Australia can advance the Copenhagen Accord and help re-build trust in the international process to fight climate change by committing climate finance to help poor countries deal with climate change at the UN climate negotiations which start in Bonn today (31 May), says Oxfam.
Oxfam Australia climate change coordinator Kelly Dent said the $178m of climate finance for adaptation committed by the Australian Government in the recent Budget (for 2011 – 13) needed to be increased, given Australia’s wealth and high per capita emissions.
“It’s disappointing that this climate finance is not additional to existing aid commitments, given that the Copenhagen Accord stipulates rich countries must provide ‘scaled up, new and additional’ funding,’ Ms Dent said.
Oxfam is releasing a report, The $100billion questions, which warns that the US$100 billion a year pledged by rich nations to help fight climate change could fail the poorest people, if recent moves to deliver climate cash as loans continue.

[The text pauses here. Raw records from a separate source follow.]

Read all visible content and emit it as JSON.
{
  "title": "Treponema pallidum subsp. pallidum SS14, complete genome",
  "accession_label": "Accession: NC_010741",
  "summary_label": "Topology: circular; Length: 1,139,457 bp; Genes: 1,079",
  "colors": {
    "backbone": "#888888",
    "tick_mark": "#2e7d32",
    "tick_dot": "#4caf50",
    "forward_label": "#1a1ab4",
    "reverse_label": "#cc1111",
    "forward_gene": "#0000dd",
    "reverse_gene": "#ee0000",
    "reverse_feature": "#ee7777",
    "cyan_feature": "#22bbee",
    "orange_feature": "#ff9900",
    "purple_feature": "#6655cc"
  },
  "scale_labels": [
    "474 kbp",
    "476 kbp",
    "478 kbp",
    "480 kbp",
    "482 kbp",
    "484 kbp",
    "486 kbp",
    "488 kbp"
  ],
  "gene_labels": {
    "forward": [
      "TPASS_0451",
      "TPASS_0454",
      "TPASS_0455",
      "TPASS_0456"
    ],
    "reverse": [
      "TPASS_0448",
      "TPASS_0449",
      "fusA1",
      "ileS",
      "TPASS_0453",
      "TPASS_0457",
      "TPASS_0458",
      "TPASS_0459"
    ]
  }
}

“It’s becoming clear that a significant proportion of the first instalments of ‘fast start’ climate cash, to be delivered between 2010 and 2012, will be loans not grants,” Ms Dent said.
“At a time of economic emergency, when several poor countries are slashing critical health and education budgets to avoid a debt crisis, rich countries are considering saddling them with climate debt for a situation they did not cause and are worst affected by.
“It’s like crashing your neighbour’s car and then offering a loan to cover the damages.”
The report lays out a clear road map for how rich countries can not only meet their US $100bn a year promise, but also double it by 2020 in line with actual needs. It suggests new and innovative sources from which to raise the cash, to ensure that governments do not raid it from existing and future aid budgets. These include:
- US $100bn a year from a global Financial Transactions or ‘Robin Hood’ tax on banks – a small tax of 0.05% that could raise US $400bn a year in total for health, education and climate change.
- US $20-$30bn a year through the creation of emissions trading schemes for international aviation and shipping. This would cap the amount of carbon emissions that could be produced by these industries, then charge them for each unit of carbon used.
- US $75 bn a year in fixed contributions from rich countries according to their historic responsibility for carbon emissions and ability to pay. This could be raised through the money from domestic emissions trading (or cap-and-trade) schemes or taken from budgets currently used for subsidising fossil fuels and carbon-heavy industry.
- US $16bn a year by 2012 from the IMF in the form of low-interest loans for low-carbon development. Using US $120bn of rich country Special Drawing rights (SDRs) as capital, ‘green bonds’ could be issued, raising US $40bn per year that can be made available as low-cost loans for clean energy investments in developing countries. Of the US $40bn loaned every year, the net transfer (or savings) benefiting developing countries, is US $16bn.
The report also highlights the need for public sources of climate cash, to ensure the world’s poorest are not excluded from investments in their future.
Whilst huge sums are needed from big business to create a global green economy, it is unlikely that companies will invest in small-scale projects with little or no financial return, designed to help poor people adapt to climate change, such as planting mangroves and developing irrigation systems. As 80 per cent of food produced in poor countries is grown by women farmers, relying on market forces to deal with climate impacts could pose grave threats to world hunger.
“Rich nations failed to deliver in Copenhagen,” Ms Dent said. “Now they can inject a much-needed dose of trust back into the negotiations.
“Showing they are willing to put their money where their mouth is will go some way to healing the deep rifts forged at last year’s climate summit, as well as helping to alleviate the plight of those living on the front line of climate change.”
Oxfam calculates Australia’s fair share of the US $100bn of climate finance, based on our historical responsibility and capacity to pay, is US $2.29b.